This article has been updated.

Rackspace Technology’s board of directors has appointed Amar Maletira to be its new CEO, replacing Kevin Jones, who has departed the company.

The sudden development, announced Monday, comes three years after Jones took the reins at the company, after predecessor Joe Eazor — who himself was only there about two years. The company has now seen five CEOs since being acquired by Apollo Global Management in 2016.

Maletira has been the company’s president and chief financial officer. He will continue to serve in his other roles until a new CFO is appointed, according to the company’s press release.

Maletira joined the company in November 2020. Previously he served in executive roles at various technology companies, including 13 years at Hewlett Packard.

According to a press release from Rackspace, Maletira has “assumed responsibilities immediately.”

Rackspace board Chair David Sambur, who is also co-head of private equity at Apollo Global Management, said in a prepared statement that Maletira’s appointment “will allow us to improve and accelerate the execution of our new go-forward strategy.”

Maletira said he was looking forward to leading the company “as we transition to our new strategy and operating model.”

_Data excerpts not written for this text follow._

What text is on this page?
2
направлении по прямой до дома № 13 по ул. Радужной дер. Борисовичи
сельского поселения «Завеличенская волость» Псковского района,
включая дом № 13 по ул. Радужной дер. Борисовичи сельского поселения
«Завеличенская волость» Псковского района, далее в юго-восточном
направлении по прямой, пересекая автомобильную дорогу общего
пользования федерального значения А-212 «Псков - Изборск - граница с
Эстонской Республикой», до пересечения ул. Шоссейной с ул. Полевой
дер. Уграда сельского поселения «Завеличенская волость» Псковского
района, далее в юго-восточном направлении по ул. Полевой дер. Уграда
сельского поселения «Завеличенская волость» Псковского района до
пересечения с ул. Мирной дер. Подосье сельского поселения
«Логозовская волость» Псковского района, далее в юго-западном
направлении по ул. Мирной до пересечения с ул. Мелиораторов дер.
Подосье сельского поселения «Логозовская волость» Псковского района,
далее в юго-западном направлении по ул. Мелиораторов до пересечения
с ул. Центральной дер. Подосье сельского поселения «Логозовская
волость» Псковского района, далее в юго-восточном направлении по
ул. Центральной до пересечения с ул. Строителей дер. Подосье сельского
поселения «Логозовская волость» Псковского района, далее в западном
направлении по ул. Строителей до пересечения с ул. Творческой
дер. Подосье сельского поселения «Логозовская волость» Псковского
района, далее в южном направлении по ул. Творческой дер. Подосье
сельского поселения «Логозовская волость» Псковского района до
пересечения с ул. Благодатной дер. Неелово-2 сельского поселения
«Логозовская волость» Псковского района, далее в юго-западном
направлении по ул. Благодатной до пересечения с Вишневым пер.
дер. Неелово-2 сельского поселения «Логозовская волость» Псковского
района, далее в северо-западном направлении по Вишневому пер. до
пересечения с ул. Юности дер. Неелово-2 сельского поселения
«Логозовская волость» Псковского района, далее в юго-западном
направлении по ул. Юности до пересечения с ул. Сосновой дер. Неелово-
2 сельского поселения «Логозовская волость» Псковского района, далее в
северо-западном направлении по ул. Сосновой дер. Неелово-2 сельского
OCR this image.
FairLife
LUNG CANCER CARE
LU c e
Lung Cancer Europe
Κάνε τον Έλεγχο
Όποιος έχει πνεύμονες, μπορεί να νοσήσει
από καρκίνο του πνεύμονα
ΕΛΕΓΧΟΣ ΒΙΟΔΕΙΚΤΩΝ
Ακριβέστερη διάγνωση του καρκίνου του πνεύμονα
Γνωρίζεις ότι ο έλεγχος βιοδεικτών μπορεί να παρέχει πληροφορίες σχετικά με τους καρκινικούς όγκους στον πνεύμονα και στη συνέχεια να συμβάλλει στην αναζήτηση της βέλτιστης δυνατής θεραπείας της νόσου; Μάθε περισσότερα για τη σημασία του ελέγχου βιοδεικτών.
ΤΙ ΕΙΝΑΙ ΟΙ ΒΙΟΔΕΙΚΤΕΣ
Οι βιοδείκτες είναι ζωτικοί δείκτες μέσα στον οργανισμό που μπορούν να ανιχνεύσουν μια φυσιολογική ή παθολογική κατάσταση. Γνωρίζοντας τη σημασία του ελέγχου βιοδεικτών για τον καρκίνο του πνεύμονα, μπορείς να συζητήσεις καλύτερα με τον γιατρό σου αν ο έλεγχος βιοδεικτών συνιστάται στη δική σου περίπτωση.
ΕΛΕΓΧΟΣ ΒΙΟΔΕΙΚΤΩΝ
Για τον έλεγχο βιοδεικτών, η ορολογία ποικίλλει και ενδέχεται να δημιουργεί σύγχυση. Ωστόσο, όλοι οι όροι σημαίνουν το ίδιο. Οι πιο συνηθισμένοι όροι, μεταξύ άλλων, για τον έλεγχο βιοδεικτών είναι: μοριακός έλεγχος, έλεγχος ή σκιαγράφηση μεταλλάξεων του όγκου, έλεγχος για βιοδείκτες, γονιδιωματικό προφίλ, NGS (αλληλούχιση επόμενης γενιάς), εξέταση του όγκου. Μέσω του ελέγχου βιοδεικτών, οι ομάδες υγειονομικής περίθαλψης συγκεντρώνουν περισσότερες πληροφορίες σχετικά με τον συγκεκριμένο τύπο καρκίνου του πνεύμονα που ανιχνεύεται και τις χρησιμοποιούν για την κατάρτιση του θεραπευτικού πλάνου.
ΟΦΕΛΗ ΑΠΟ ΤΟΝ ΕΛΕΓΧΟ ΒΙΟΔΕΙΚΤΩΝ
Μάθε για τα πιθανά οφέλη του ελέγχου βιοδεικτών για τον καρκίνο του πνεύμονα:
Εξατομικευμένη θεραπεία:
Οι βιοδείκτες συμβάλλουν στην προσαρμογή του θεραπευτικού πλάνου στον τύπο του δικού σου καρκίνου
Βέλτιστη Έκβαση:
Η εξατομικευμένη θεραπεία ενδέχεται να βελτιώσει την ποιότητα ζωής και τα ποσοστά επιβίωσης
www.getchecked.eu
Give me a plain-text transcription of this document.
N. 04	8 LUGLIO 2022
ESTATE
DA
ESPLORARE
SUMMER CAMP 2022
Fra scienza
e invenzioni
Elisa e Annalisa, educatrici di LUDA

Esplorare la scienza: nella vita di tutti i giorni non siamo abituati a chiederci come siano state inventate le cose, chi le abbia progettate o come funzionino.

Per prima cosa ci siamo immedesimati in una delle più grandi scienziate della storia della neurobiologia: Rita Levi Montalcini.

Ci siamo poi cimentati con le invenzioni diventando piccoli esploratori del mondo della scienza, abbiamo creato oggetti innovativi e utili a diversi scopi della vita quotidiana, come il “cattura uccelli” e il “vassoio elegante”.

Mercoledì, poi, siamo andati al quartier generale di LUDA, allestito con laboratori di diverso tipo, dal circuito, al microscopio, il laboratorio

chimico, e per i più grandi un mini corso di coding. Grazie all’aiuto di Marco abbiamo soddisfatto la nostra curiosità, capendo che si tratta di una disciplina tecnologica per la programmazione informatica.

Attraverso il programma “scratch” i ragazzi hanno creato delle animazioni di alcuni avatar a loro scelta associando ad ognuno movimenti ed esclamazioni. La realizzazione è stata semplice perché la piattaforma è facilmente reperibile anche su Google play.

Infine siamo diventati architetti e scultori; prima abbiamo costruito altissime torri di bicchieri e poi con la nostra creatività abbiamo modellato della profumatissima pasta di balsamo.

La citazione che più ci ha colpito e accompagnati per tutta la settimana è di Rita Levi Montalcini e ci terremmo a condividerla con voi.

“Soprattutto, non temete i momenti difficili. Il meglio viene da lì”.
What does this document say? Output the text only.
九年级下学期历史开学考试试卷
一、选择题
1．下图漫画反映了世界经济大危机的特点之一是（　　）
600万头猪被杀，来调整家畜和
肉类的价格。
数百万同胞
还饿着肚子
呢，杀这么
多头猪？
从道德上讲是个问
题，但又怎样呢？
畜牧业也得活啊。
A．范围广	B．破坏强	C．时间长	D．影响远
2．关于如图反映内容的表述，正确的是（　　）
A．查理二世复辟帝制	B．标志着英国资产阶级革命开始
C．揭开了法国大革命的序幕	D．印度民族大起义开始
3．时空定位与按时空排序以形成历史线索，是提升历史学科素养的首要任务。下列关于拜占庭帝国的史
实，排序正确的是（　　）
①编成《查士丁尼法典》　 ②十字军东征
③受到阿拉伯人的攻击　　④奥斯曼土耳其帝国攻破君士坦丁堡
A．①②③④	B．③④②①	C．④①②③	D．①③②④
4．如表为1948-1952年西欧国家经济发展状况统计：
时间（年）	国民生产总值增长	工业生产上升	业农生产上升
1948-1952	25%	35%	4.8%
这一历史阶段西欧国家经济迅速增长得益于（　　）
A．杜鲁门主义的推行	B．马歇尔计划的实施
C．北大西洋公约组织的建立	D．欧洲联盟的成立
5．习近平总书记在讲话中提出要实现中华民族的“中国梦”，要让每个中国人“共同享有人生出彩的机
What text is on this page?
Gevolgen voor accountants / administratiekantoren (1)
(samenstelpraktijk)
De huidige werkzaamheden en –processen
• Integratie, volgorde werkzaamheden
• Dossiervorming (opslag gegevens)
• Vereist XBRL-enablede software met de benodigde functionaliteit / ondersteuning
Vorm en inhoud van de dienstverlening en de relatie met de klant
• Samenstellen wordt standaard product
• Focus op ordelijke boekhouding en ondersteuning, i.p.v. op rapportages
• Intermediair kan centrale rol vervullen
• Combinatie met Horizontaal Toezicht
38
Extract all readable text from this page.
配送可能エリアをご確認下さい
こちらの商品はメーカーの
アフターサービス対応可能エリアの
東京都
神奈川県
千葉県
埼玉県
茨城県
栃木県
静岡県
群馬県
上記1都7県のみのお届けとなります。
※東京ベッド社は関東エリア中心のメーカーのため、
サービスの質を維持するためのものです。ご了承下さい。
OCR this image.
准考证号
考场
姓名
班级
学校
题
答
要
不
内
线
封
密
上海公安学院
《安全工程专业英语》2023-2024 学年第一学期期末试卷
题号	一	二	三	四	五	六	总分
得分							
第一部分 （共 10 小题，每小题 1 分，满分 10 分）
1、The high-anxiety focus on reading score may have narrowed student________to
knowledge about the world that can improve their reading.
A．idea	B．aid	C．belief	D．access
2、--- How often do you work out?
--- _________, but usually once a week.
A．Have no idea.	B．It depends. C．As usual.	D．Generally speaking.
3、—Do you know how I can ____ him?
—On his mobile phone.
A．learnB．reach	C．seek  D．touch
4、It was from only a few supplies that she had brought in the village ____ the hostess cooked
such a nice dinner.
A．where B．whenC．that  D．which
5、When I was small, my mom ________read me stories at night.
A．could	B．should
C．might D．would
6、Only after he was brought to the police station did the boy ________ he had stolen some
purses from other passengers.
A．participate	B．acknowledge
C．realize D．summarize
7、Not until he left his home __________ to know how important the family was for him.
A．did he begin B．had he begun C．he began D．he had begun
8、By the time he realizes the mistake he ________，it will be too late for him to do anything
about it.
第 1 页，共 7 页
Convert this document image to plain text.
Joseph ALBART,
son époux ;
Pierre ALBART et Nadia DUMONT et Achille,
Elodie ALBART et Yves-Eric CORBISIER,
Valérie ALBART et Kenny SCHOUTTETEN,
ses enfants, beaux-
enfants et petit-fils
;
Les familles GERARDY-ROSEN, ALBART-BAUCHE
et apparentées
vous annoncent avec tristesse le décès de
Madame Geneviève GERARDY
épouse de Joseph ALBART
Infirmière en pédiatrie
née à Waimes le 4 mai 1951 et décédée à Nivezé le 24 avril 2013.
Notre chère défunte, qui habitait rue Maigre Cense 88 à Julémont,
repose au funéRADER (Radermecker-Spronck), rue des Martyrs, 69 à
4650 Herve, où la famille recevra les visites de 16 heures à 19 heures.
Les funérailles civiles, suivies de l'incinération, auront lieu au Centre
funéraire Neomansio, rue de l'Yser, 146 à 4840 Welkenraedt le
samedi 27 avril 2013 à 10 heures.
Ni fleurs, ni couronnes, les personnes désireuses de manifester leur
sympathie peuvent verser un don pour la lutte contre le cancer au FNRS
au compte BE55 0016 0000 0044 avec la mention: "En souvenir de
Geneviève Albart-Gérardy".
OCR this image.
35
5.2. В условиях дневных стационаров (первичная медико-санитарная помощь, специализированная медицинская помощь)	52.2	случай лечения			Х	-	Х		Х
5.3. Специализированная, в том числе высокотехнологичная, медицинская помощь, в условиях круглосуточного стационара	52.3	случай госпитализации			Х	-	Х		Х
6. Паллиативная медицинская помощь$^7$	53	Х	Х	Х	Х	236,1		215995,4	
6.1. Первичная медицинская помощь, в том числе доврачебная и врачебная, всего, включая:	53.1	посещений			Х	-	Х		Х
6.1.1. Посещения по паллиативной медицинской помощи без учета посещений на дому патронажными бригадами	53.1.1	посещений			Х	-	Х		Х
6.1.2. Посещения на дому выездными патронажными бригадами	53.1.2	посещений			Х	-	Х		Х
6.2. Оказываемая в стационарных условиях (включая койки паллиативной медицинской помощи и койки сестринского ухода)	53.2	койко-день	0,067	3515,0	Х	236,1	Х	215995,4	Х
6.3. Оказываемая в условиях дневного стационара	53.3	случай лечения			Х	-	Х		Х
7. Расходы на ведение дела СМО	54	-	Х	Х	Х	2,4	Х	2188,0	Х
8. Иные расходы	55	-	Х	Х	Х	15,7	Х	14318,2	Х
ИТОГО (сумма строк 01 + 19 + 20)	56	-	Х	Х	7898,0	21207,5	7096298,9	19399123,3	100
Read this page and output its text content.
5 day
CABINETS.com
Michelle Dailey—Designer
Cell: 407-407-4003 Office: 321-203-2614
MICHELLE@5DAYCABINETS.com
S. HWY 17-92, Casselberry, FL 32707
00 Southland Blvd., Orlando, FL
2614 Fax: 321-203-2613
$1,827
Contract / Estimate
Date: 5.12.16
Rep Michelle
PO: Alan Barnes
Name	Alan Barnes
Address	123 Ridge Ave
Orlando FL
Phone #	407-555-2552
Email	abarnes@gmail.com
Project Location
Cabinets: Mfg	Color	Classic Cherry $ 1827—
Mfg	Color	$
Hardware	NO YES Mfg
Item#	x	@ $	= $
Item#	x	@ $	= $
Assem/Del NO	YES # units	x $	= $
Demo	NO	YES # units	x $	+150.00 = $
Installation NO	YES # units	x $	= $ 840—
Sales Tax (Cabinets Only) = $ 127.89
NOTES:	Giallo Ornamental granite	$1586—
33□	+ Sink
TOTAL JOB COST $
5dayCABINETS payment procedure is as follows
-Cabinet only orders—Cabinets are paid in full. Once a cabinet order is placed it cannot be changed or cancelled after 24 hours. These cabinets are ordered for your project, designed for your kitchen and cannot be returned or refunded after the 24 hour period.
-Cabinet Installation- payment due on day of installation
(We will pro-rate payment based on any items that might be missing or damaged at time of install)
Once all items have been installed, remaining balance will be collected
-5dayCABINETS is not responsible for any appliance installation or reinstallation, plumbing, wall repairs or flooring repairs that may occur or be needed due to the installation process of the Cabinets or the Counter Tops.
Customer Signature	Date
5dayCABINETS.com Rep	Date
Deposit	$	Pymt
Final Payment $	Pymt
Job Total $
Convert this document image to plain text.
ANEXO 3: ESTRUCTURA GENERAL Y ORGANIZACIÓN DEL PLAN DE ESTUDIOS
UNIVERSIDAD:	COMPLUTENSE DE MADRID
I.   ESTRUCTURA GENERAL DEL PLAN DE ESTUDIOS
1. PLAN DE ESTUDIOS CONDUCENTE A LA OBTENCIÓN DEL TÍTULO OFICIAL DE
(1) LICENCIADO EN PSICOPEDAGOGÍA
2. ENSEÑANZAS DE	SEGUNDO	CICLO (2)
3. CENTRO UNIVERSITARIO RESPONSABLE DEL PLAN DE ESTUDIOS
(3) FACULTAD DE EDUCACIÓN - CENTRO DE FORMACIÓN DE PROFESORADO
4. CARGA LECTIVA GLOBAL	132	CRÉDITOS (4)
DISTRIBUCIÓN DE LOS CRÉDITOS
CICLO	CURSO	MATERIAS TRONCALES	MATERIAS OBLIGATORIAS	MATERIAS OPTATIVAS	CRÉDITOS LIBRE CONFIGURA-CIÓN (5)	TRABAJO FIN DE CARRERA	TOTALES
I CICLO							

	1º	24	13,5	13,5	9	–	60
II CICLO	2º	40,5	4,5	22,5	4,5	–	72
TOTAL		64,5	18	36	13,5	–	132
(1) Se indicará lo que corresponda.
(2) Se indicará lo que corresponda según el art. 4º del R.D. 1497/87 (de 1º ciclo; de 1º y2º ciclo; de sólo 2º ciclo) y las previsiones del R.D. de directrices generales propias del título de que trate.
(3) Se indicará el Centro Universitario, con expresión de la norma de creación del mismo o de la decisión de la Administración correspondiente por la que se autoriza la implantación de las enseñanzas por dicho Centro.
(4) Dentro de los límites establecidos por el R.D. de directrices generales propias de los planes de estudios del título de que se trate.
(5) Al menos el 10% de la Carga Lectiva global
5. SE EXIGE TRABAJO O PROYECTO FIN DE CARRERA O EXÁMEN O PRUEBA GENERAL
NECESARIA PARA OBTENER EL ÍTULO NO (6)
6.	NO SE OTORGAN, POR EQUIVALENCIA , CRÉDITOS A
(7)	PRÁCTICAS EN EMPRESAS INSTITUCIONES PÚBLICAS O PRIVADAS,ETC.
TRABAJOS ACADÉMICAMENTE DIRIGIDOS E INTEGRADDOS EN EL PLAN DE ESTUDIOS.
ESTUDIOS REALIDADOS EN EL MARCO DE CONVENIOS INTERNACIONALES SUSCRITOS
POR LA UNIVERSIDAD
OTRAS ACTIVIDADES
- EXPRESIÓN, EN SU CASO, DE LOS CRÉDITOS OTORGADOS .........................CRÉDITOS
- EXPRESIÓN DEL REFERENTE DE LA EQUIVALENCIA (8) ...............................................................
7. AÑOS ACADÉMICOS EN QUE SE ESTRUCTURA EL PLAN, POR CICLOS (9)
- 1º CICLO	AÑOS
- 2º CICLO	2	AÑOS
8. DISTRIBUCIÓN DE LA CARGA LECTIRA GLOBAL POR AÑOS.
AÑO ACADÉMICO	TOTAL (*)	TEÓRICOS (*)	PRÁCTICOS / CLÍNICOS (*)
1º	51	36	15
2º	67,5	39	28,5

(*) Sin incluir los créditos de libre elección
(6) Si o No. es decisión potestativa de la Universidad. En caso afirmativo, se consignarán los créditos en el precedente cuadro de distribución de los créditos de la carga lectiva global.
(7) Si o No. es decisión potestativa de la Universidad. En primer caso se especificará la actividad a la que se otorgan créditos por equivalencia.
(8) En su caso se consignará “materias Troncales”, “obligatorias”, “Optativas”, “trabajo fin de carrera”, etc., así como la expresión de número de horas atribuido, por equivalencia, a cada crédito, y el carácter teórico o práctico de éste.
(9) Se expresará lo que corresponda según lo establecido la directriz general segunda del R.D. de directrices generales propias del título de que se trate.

Apollo Global Management is a private equity giant that bought the company in 2016 in a $4.3 billion deal.

Jones will take on the role of “operating advisor” with Apollo, according to the release.

Rackspace has grappled with growing losses in recent years and is looking to sell off parts of the company. Earlier this year it floated selling the entire company following “inbound interest” but ultimately cast that plan aside.

Rackspace came out of a self-examination process earlier this year with the conclusion that “a sum of the parts valuation of Rackspace Technology could be larger than our current enterprise value,” Jones said in an SEC filing in May.

Company officials said at the time that it would potentially provide more information about its “go-forward” plan in the fall. Rackspace is reorganizing its business into two primary blocks. One block would serve so-called “public clouds” that are customer-facing and hosted by tech giants like Google and Amazon. The other block would service “private clouds” hosted inside individual companies.

Leadership inside the company has expressed optimism that investments in both growing markets will pay dividends down the road.

Jones said in an earning call in August that its key partners, including Google, Amazon and Microsoft, had responded positively to the restructuring plan. But the reaction from analysts since then has largely been to downgrade its stock ratings. The restructuring plan appears to prolong what has been a years-long period of reinvention and transition for a company that once primarily hosted web servers.

Rackspace’s share price has fallen steadily since its peak of more than $26 in April 2021. Last September it sold for a little more than $14. On Friday, it had dropped below $5.

Last summer, the company laid off 10% of its workforce, or 700 employees, in a plan that called for refilling many of those positions overseas. Many of its then-7,000 employees worked at its headquarters in the city of Windcrest, in northeast San Antonio.

The company has reported growing revenue every quarter for more than two years, but also widening losses. Its second quarter results this year showed losses of $41 million, about 11% higher than a year prior.

On Monday, the company announced that it expected third quarter results, to be posted in November, to show up to $779 million in revenue.

Waylon Cunningham covered business and technology for the San Antonio Report.